4. Add the decades as a `Decade` column to the `data_clean` DataFrame.

### Separate the "old" (before 1969) and "New" (1970s onwards) Films

**Challenge**: Create two new DataFrames: `old_films` and `new_films`
* `old_films` should include all the films before 1969 (up to and including 1969)
* `new_films` should include all the films from 1970 onwards
* How many films were released prior to 1970?
* What was the most expensive film made prior to 1970?

# Seaborn Regression Plots

**Challenge**: Use Seaborn's `.regplot()` to show the scatter plot and linear regression line against the `new_films`. 
<br>
<br>
Style the chart

* Put the chart on a `'darkgrid'`.
* Set limits on the axes so that they don't show negative values.
* Label the axes on the plot "Revenue in \$ billions" and "Budget in \$ millions".
* Provide HEX colour codes for the plot and the regression line. Make the dots dark blue (#2f4b7c) and the line orange (#ff7c43).

Interpret the chart

* Do our data points for the new films align better or worse with the linear regression than for our older films?
* Roughly how much would a film with a budget of $150 million make according to the regression line?
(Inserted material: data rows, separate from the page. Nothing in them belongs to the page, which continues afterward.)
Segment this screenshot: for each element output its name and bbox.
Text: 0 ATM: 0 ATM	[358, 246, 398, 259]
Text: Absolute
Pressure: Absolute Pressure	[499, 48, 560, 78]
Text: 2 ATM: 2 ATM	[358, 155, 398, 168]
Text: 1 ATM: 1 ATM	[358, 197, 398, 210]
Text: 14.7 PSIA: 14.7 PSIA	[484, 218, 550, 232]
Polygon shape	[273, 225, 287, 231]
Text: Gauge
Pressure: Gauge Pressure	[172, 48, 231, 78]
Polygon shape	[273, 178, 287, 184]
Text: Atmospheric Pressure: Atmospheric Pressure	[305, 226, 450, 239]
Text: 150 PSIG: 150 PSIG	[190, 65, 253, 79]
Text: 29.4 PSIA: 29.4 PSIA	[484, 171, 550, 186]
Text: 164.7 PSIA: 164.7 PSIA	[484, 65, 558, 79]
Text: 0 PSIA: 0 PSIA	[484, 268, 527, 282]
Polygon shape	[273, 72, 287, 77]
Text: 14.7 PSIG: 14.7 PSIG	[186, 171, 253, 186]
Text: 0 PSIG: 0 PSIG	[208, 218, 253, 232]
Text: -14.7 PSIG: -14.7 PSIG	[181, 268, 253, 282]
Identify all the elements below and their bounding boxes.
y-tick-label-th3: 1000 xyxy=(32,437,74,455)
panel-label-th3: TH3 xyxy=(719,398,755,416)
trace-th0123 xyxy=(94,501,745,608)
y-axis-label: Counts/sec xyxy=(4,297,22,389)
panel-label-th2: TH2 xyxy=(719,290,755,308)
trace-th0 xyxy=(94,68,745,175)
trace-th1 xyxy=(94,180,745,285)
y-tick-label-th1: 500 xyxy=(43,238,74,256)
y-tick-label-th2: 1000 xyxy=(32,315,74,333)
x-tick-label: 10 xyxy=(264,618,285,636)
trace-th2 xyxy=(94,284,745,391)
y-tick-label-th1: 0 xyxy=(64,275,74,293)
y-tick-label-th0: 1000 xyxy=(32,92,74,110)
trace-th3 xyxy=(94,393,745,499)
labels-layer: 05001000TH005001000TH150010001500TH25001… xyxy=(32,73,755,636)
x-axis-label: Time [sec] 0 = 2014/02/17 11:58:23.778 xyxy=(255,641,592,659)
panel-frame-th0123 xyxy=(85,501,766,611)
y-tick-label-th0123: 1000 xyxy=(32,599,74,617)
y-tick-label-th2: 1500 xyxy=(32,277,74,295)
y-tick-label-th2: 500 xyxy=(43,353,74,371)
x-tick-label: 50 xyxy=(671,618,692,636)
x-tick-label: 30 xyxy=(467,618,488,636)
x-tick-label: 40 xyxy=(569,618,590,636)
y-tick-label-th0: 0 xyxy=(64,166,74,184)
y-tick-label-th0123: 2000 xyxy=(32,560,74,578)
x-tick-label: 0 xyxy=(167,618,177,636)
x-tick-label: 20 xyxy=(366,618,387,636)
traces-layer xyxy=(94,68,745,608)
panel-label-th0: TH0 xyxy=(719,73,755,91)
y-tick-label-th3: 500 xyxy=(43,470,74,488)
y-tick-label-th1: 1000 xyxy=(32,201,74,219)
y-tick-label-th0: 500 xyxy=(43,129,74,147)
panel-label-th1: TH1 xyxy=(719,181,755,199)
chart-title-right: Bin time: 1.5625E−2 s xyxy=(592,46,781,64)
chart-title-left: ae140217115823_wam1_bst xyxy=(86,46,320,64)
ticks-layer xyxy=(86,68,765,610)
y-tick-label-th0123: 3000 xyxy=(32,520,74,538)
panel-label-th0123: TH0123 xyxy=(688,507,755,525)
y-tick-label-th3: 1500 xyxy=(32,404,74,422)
# Run Your Own Regression with scikit-learn

$$ REV \hat ENUE = \theta _0 + \theta _1 BUDGET$$

**Challenge**: Run a linear regression for the `old_films`. Calculate the intercept, slope and r-squared. How much of the variance in movie revenue does the linear model explain in this case?

# Use Your Model to Make a Prediction

We just estimated the slope and intercept! Remember that our Linear Model has the following form:

$$ REV \hat ENUE = \theta _0 + \theta _1 BUDGET$$

**Challenge**:  How much global revenue does our model estimate for a film with a budget of $350 million?